Wear of human enamel and nano‐filled composite resin denture teeth under different loading forces

Abstract

To evaluate and correlate the two-body wear of human enamel and nano-filled composite resin teeth with the loading forces used in a dual-axis chewing simulator. Three groups of human enamel and three of nano-filled composite resin teeth were tested in a chewing simulator. Zirconia ceramic balls were used as antagonists. The teeth were tested with three different loading forces (20, 49 and 78 N). Wear was analysed by measuring the volume and vertical substance loss using a laser scanner after 300000 chewing cycles. Data were statistically analysed using two-way anova followed by the Scheffé test (P < or = 0.05).
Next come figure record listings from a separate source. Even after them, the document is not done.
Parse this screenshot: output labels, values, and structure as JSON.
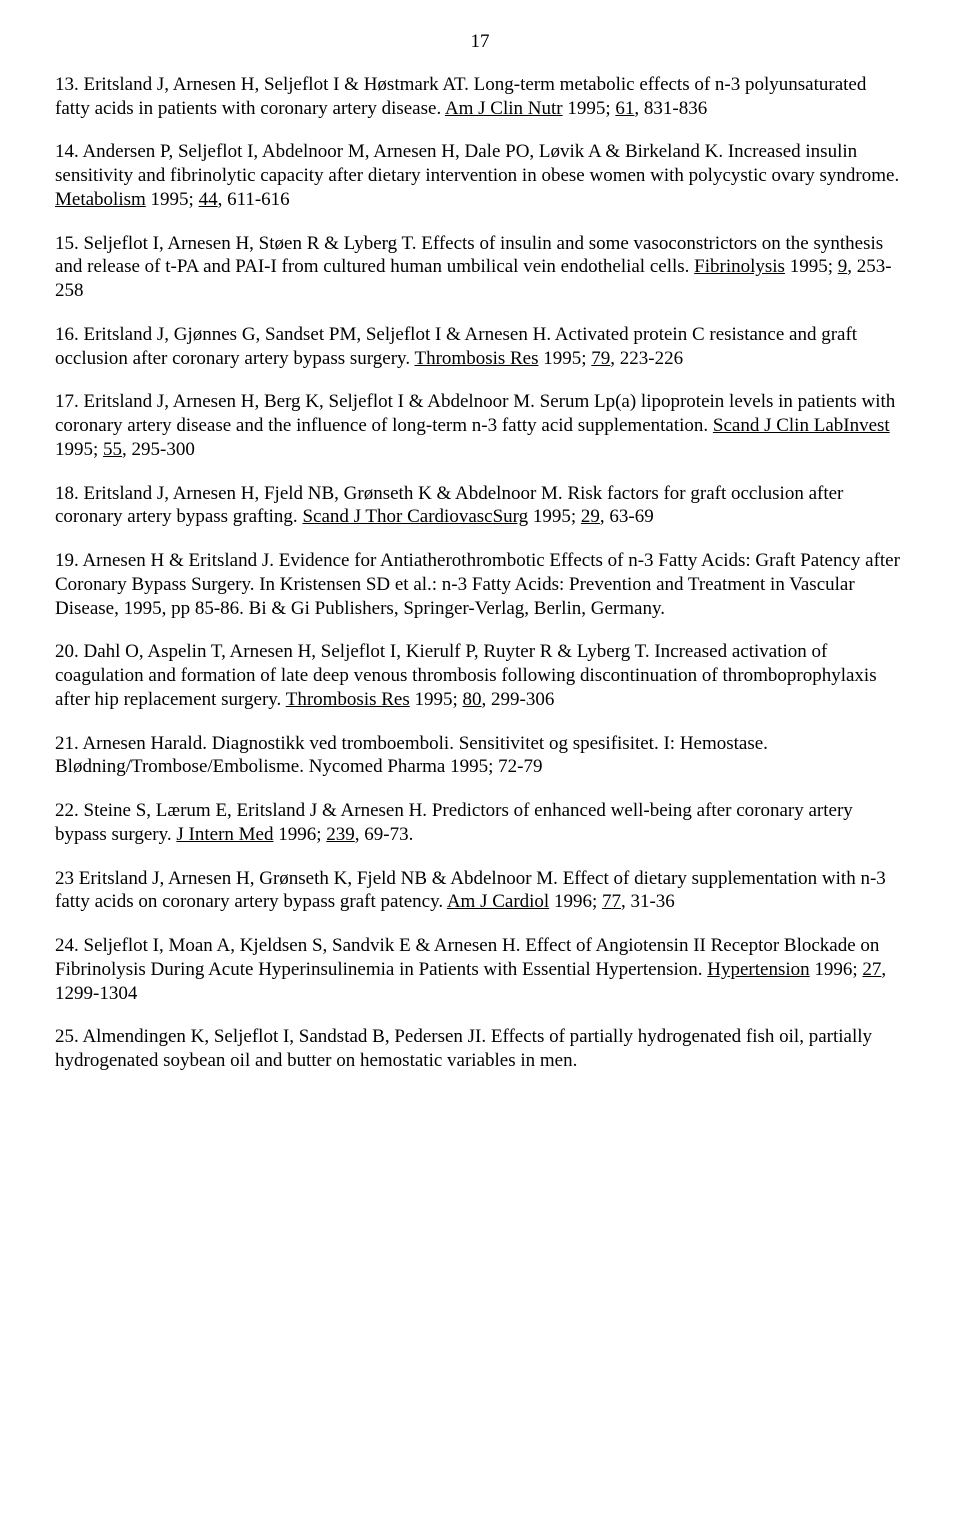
{
  "page_number": "17",
  "references": [
    {
      "num": "13. ",
      "authors": "Eritsland J, Arnesen H, Seljeflot I & Høstmark AT.",
      "title": "  Long-term metabolic effects of n-3 polyunsaturated fatty acids in patients with coronary artery disease.  ",
      "journal": "Am J Clin Nutr",
      "cite_pre": " 1995; ",
      "vol": "61",
      "cite_post": ", 831-836"
    },
    {
      "num": "14. ",
      "authors": "Andersen P, Seljeflot I, Abdelnoor M, Arnesen H, Dale PO, Løvik A & Birkeland K.",
      "title": "  Increased insulin sensitivity and  fibrinolytic capacity after dietary intervention in obese women with polycystic ovary syndrome.  ",
      "journal": "Metabolism",
      "cite_pre": " 1995; ",
      "vol": "44",
      "cite_post": ", 611-616"
    },
    {
      "num": "15. ",
      "authors": "Seljeflot I, Arnesen H, Støen R & Lyberg T.",
      "title": "  Effects of insulin and some vasoconstrictors on the synthesis and release of t-PA and PAI-I from cultured human umbilical vein endothelial cells.  ",
      "journal": "Fibrinolysis",
      "cite_pre": " 1995; ",
      "vol": "9",
      "cite_post": ", 253-258"
    },
    {
      "num": "16. ",
      "authors": "Eritsland J, Gjønnes G, Sandset PM, Seljeflot I & Arnesen H.",
      "title": "  Activated protein C resistance and graft occlusion after coronary artery bypass surgery.  ",
      "journal": "Thrombosis Res",
      "cite_pre": " 1995; ",
      "vol": "79",
      "cite_post": ", 223-226"
    },
    {
      "num": "17. ",
      "authors": "Eritsland J, Arnesen H, Berg K, Seljeflot I & Abdelnoor M.",
      "title": "  Serum Lp(a) lipoprotein levels in patients with coronary artery disease and the influence of long-term n-3 fatty acid supplementation.  ",
      "journal": "Scand J Clin LabInvest",
      "cite_pre": "  1995; ",
      "vol": "55",
      "cite_post": ", 295-300"
    },
    {
      "num": "18. ",
      "authors": "Eritsland J, Arnesen H, Fjeld NB, Grønseth K & Abdelnoor M.",
      "title": "  Risk factors for graft occlusion after coronary artery bypass grafting.  ",
      "journal": "Scand J Thor CardiovascSurg",
      "cite_pre": " 1995; ",
      "vol": "29",
      "cite_post": ", 63-69"
    },
    {
      "num": "19. ",
      "authors": "Arnesen H & Eritsland J.",
      "title": "  Evidence for Antiatherothrombotic Effects of n-3 Fatty Acids: Graft Patency after Coronary Bypass Surgery.  In Kristensen SD et al.: n-3 Fatty Acids: Prevention and Treatment in Vascular Disease, 1995, pp 85-86.  Bi & Gi Publishers, Springer-Verlag, Berlin, Germany.",
      "journal": "",
      "cite_pre": "",
      "vol": "",
      "cite_post": ""
    },
    {
      "num": "20. ",
      "authors": "Dahl O, Aspelin T, Arnesen H, Seljeflot I, Kierulf P, Ruyter R & Lyberg T.",
      "title": "  Increased activation of coagulation and formation of late deep venous thrombosis following  discontinuation of thromboprophylaxis after hip replacement surgery.  ",
      "journal": "Thrombosis Res",
      "cite_pre": " 1995; ",
      "vol": "80",
      "cite_post": ", 299-306"
    },
    {
      "num": "21. ",
      "authors": "Arnesen Harald.",
      "title": "  Diagnostikk ved tromboemboli.  Sensitivitet og spesifisitet.  I: Hemostase. Blødning/Trombose/Embolisme.  Nycomed Pharma 1995; 72-79",
      "journal": "",
      "cite_pre": "",
      "vol": "",
      "cite_post": ""
    },
    {
      "num": "22. ",
      "authors": "Steine S, Lærum E, Eritsland J & Arnesen H.",
      "title": "  Predictors of enhanced well-being after coronary artery bypass surgery.  ",
      "journal": "J Intern Med",
      "cite_pre": " 1996; ",
      "vol": "239",
      "cite_post": ", 69-73."
    },
    {
      "num": "23 ",
      "authors": "Eritsland J, Arnesen H, Grønseth K, Fjeld NB & Abdelnoor M.",
      "title": "  Effect of dietary supplementation with n-3 fatty acids on coronary artery bypass graft patency.  ",
      "journal": "Am J Cardiol",
      "cite_pre": " 1996; ",
      "vol": "77",
      "cite_post": ", 31-36"
    },
    {
      "num": "24. ",
      "authors": "Seljeflot I, Moan A, Kjeldsen S, Sandvik E & Arnesen H.",
      "title": "  Effect of Angiotensin II Receptor Blockade on Fibrinolysis During Acute Hyperinsulinemia in Patients with Essential Hypertension.   ",
      "journal": "Hypertension",
      "cite_pre": " 1996; ",
      "vol": "27",
      "cite_post": ", 1299-1304"
    },
    {
      "num": "25. ",
      "authors": "Almendingen K, Seljeflot I, Sandstad B, Pedersen JI.",
      "title": " Effects of partially hydrogenated fish oil, partially hydrogenated soybean oil and butter on hemostatic variables in men.",
      "journal": "",
      "cite_pre": "",
      "vol": "",
      "cite_post": ""
    }
  ]
}
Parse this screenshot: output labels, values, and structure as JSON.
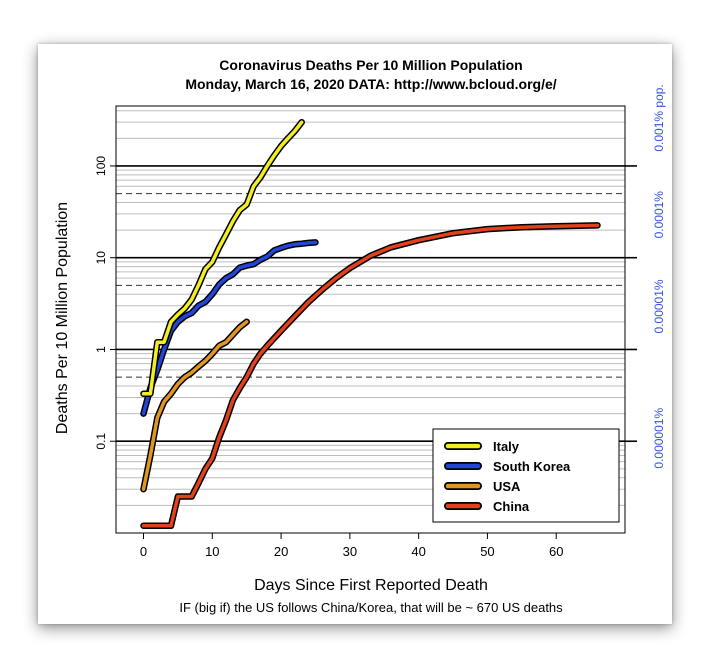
{
  "chart_data": {
    "type": "line",
    "title_line1": "Coronavirus Deaths Per 10 Million Population",
    "title_line2": "Monday, March 16, 2020   DATA: http://www.bcloud.org/e/",
    "xlabel": "Days Since First Reported Death",
    "ylabel": "Deaths Per 10 Million Population",
    "footnote": "IF (big if) the US follows China/Korea, that will be ~ 670 US deaths",
    "y_scale": "log",
    "xlim": [
      -4,
      70
    ],
    "ylim": [
      0.01,
      450
    ],
    "x_ticks": [
      "0",
      "10",
      "20",
      "30",
      "40",
      "50",
      "60"
    ],
    "y_ticks": [
      "100",
      "10",
      "1",
      "0.1"
    ],
    "right_axis_labels": [
      "0.001% pop.",
      "0.0001%",
      "0.00001%",
      "0.000001%"
    ],
    "legend_position": "bottom-right",
    "legend": [
      "Italy",
      "South Korea",
      "USA",
      "China"
    ],
    "colors": {
      "Italy": "#f2ee22",
      "South Korea": "#2146d8",
      "USA": "#e09620",
      "China": "#e3401c",
      "right_axis": "#3355dd"
    },
    "series": [
      {
        "name": "Italy",
        "x": [
          0,
          1,
          2,
          3,
          4,
          5,
          6,
          7,
          8,
          9,
          10,
          11,
          12,
          13,
          14,
          15,
          16,
          17,
          18,
          19,
          20,
          21,
          22,
          23
        ],
        "y": [
          0.33,
          0.33,
          1.2,
          1.2,
          2.0,
          2.4,
          2.8,
          3.5,
          5.0,
          7.5,
          9.0,
          13,
          18,
          25,
          33,
          38,
          60,
          75,
          100,
          130,
          165,
          200,
          240,
          300
        ]
      },
      {
        "name": "South Korea",
        "x": [
          0,
          1,
          2,
          3,
          4,
          5,
          6,
          7,
          8,
          9,
          10,
          11,
          12,
          13,
          14,
          15,
          16,
          17,
          18,
          19,
          20,
          21,
          22,
          23,
          24,
          25
        ],
        "y": [
          0.2,
          0.38,
          0.6,
          1.0,
          1.6,
          2.0,
          2.3,
          2.5,
          3.0,
          3.3,
          4.0,
          5.1,
          6.0,
          6.6,
          7.8,
          8.2,
          8.5,
          9.5,
          10.3,
          12.0,
          12.8,
          13.5,
          14.0,
          14.2,
          14.5,
          14.7
        ]
      },
      {
        "name": "USA",
        "x": [
          0,
          1,
          2,
          3,
          4,
          5,
          6,
          7,
          8,
          9,
          10,
          11,
          12,
          13,
          14,
          15
        ],
        "y": [
          0.03,
          0.07,
          0.18,
          0.27,
          0.33,
          0.42,
          0.5,
          0.56,
          0.65,
          0.75,
          0.9,
          1.1,
          1.2,
          1.45,
          1.75,
          2.0
        ]
      },
      {
        "name": "China",
        "x": [
          0,
          1,
          2,
          3,
          4,
          5,
          6,
          7,
          8,
          9,
          10,
          11,
          12,
          13,
          14,
          15,
          16,
          17,
          18,
          20,
          22,
          24,
          26,
          28,
          30,
          33,
          36,
          40,
          45,
          50,
          55,
          60,
          66
        ],
        "y": [
          0.012,
          0.012,
          0.012,
          0.012,
          0.012,
          0.025,
          0.025,
          0.025,
          0.035,
          0.05,
          0.065,
          0.11,
          0.17,
          0.28,
          0.38,
          0.5,
          0.7,
          0.9,
          1.1,
          1.6,
          2.3,
          3.3,
          4.5,
          6.0,
          7.7,
          10.5,
          13.0,
          15.5,
          18.5,
          20.5,
          21.5,
          22.0,
          22.5
        ]
      }
    ]
  }
}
Spearman correlation test was used to determine whether there was a relationship between the loading force and the degree to which the human enamel and composite resin had worn. An increase in the loading force significantly increased the wear of composite resin and of human enamel. The effect of the loading force on the wear was statistically significant at the 0.001 level. Human enamel showed a lower volume and vertical substance loss than composite resin under loading forces of 20 and 49 N and lower vertical loss under loading force of 78 N. The correlation between the volume loss and loading force was statistically significant (r = 0.616, P < 0.001). Nano-filled composite resin and human enamel exhibited different amount of wear under different loading forces. In general, human enamel showed less vertical substance loss than nano-filled composite resin.